The sanctions with which the EU wants to react to and deter fraudulent cyber activities directed against it or its member states include a ban on entry and the freezing of assets. EU individuals and entities are also prohibited from making funds available to the individuals and groups mentioned.
The sanctions are an option from the EU tools for cyber diplomacy, which the member states had already agreed to combat increasing cyber crime in June 2017.
The European Union defends itself
The legal framework for targeted restrictive measures against cyberattacks has been referred to Article 21 and 13 of the EU Treaty – common defense of the basic values, security, etc. of the EU – adopted in May 2019 and now renewed. The Council published two documents on July 30, 2020: the decision Council Decision (CFSP) 2020/1127, which supplements the decision (CFSP) 2019/797 from May 2019, on the other hand, its implementation Implementing Regulation (EU) 2019/796. Both have the objective in the title: “concerning restrictive measures against cyber-attacks threatening the Union or its Member States”.

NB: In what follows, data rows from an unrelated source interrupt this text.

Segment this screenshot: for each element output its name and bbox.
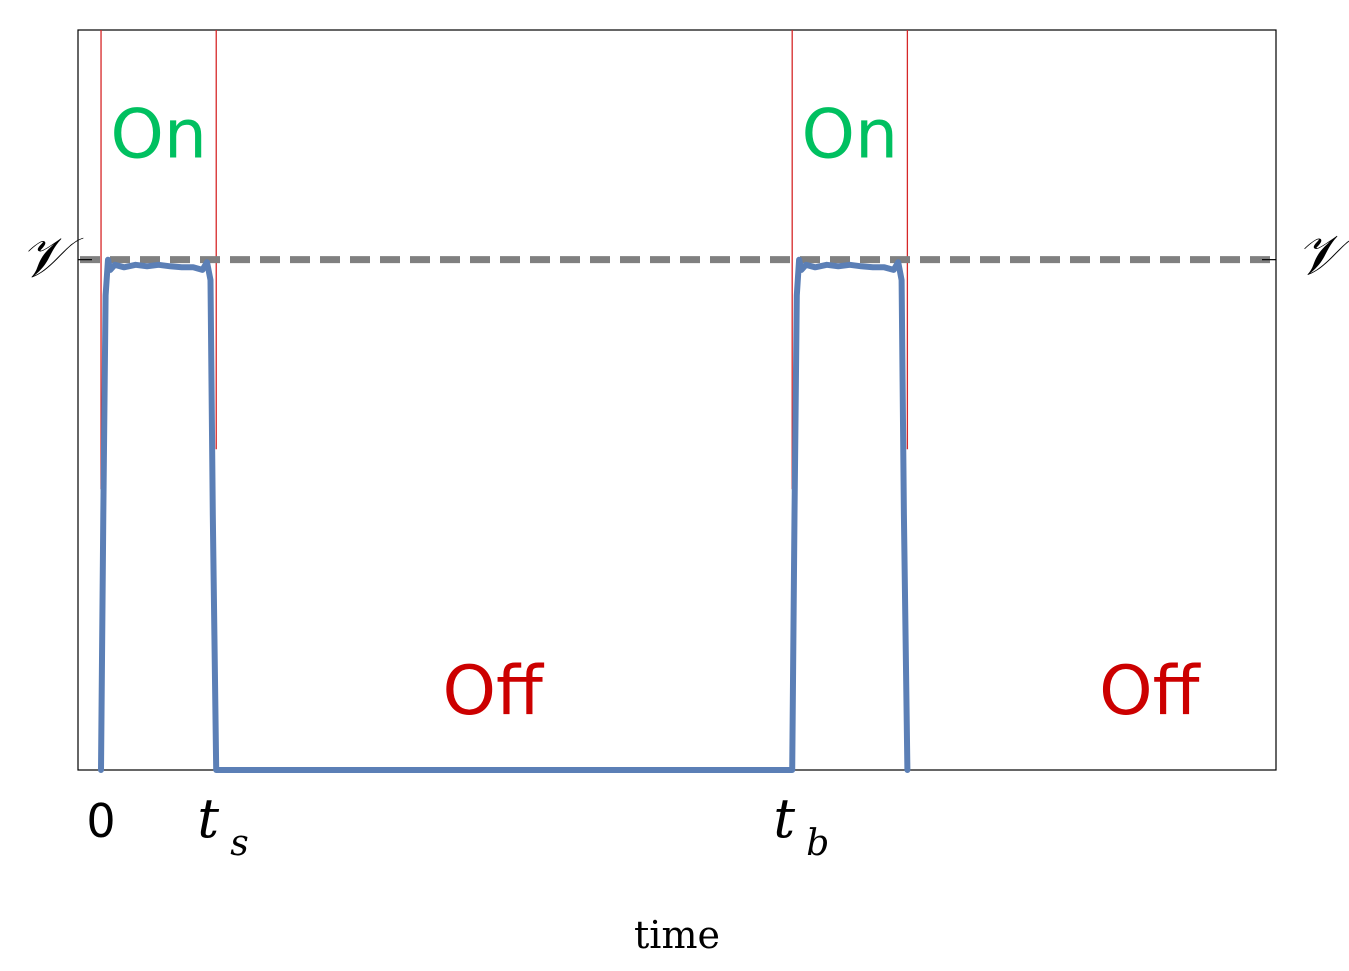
right-reference-label: 𝒱 — [1296, 223, 1349, 288]
x-tick-label-subscript: s — [230, 823, 248, 864]
x-tick-label-subscript: b — [806, 823, 829, 864]
x-axis-label: time — [634, 913, 720, 957]
y-tick-label: 𝒱 — [20, 226, 84, 291]
series-group — [98, 256, 911, 773]
region-label: On — [801, 96, 898, 175]
region-label: Off — [443, 652, 546, 731]
x-tick-label: 0 — [86, 794, 115, 848]
region-label: On — [110, 96, 207, 175]
region-label: Off — [1099, 652, 1202, 731]
x-tick-label: t — [773, 787, 795, 850]
y-ticks: 𝒱 — [20, 226, 84, 291]
x-tick-label: t — [197, 787, 219, 850]
annotations-group: On On Off Off — [110, 96, 1201, 731]
series-line — [98, 256, 911, 773]
plot-frame — [77, 29, 1277, 771]
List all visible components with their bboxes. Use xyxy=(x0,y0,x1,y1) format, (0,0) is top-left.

One of the reasons for the sanctions now seems to be the drastic increase in criminal activity in the wake of the corona pandemic, including against health care and other critical infrastructures. At the end of April 2020, Josep Borrell, high representative of the EU for foreign and security policy, had this an explanation published in which he affirmed that attempts to “impair the functioning of critical infrastructures” cannot be accepted.
And: “The European Union and its Member States are adopting a common approach to cyber threats and are determined to prevent, deter and respond to them,” including through “using their framework for a common EU diplomatic response to malicious threats Cyber activities “.